Symplectic Dynamics/Geometry Seminar

Packing and squeezing Lagrangian tori

Richard Hind
University of Notre Dame
March 9, 2020
We will ask how many Lagrangian tori, say with an integral area class, can be `packed' into a given symplectic manifold. Similarly, given an arrangement of such tori, like the integral product tori in Euclidean space, one can ask about the symplectic size of the complement. The talk will describe some constructions of balls and Lagrangian tori which show the size is larger than expected.

This is based on joint work with Ely Kerman.

Classification of n-component links with Khovanov homology of rank 2^n

Boyu Zhang
February 24, 2020

Suppose L is a link with n components and the rank of Kh(L;Z/2) is 2^n, we show that L can be obtained by disjoint unions and connected sums of Hopf links and unknots. This result gives a positive answer to a question asked by Batson-Seed, and generalizes the unlink detection theorem of Khovanov homology by Hedden-Ni and Batson-Seed. The proof relies on a new excision formula for the singular instanton Floer homology introduced by Kronheimer and Mrowka.
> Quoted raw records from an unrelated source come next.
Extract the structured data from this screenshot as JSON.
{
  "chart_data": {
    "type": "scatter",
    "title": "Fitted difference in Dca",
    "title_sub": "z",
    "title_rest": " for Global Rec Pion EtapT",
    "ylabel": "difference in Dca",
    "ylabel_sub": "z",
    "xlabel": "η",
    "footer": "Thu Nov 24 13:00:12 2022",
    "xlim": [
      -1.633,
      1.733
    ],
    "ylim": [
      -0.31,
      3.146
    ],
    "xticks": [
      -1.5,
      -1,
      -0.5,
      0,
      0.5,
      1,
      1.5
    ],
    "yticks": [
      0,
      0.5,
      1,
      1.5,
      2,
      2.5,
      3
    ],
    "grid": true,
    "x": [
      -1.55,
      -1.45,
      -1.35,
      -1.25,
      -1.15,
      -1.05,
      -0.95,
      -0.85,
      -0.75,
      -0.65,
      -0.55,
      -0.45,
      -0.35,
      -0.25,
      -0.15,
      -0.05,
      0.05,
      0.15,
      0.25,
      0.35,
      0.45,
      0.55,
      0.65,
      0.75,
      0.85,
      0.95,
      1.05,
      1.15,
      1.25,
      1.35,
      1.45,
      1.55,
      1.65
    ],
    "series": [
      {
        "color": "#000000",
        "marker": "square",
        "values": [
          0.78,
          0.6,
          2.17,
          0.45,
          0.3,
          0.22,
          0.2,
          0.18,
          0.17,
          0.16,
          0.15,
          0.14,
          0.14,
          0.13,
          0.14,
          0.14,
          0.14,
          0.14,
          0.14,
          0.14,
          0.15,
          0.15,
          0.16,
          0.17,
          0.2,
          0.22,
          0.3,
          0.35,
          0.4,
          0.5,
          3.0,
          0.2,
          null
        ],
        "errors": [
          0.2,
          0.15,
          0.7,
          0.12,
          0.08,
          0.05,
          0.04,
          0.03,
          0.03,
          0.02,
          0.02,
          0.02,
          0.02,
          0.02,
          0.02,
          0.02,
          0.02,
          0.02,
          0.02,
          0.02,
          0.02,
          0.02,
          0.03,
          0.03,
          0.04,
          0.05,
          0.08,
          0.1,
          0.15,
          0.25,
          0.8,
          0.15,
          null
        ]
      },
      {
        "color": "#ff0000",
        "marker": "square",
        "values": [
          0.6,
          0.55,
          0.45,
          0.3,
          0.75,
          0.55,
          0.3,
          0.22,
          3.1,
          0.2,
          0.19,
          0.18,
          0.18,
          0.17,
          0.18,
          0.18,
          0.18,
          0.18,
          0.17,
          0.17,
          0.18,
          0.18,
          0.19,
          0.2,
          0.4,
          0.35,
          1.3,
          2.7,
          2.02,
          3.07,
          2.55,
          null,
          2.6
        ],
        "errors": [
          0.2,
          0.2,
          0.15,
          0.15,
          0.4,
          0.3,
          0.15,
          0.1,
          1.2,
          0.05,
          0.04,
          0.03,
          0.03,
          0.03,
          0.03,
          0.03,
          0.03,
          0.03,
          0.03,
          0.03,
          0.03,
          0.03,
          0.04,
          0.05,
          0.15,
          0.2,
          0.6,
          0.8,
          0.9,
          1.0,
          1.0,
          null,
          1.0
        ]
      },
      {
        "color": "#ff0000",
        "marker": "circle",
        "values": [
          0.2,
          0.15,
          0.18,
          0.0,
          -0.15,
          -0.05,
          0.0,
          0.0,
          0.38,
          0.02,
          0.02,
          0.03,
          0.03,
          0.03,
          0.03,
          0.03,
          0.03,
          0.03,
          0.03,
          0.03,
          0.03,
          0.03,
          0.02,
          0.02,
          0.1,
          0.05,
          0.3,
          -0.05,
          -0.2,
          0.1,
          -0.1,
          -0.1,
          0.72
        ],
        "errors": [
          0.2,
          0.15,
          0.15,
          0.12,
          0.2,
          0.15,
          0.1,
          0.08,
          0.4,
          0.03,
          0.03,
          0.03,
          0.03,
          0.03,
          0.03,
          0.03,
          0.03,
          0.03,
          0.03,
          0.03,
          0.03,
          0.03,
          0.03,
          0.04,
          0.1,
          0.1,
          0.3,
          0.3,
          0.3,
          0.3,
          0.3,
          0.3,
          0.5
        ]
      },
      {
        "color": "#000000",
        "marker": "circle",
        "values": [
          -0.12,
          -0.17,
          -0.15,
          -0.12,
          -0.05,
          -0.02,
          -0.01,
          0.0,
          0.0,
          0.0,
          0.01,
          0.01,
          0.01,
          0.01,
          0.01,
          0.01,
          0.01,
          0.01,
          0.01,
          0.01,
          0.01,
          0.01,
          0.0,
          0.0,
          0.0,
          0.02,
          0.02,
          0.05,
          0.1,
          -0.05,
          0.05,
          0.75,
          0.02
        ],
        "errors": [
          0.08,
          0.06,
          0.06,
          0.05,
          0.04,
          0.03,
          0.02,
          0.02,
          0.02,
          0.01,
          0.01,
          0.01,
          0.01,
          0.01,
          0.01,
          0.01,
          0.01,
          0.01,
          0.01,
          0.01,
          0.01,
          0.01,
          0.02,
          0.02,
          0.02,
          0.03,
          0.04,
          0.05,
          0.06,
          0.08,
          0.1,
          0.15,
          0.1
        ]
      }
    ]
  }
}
This is joint work with Yi Xie.

Spectrum and abnormals in sub-Riemannian geometry: the 4D quasi-contact case

Nikhil Savale
University of Cologne
October 28, 2019

We prove several relations between spectrum and dynamics including wave trace expansion, sharp/improved Weyl laws, propagation of singularities and quantum ergodicity for the sub-Riemannian (sR) Laplacian in the four dimensional quasi-contact case. A key role in all results is played by the presence of abnormal geodesics and represents the first such appearance of these in sub-Riemannian spectral geometry.

Inscribing Rectangles in Jordan Loops

Rich Schwartz
Brown University
October 14, 2019

I'll show a graphical user interface I wrote which explores the problem of inscribing rectangles in Jordan loops.  The motivation behind this is the notorious Square Peg Conjecture of Toeplitz, from 1911.

I did not manage to solve this problem, but I did get the result that at most 4 points of any Jordan loop are vertices of inscribed  rectangles. I will sketch a proof of this result, mostly through visual demos, and also I will explain two other theorems about inscribed rectangles which at least bear a resemblance to theorems in symplectic geometry.

Bourgeois contact structures: tightness, fillability and applications.

Agustin Moreno
University of Augsburg
October 7, 2019
Starting from a contact manifold and a supporting open book decomposition, an explicit construction by Bourgeois provides a contact structure in the product of the original manifold with the two-torus. In this talk, we will discuss recent results concerning rigidity and fillability properties of these contact manifolds. For instance, it turns out that Bourgeois contact structures are, in dimension 5, always tight, independent on the rigid/flexible classification of the original contact manifold.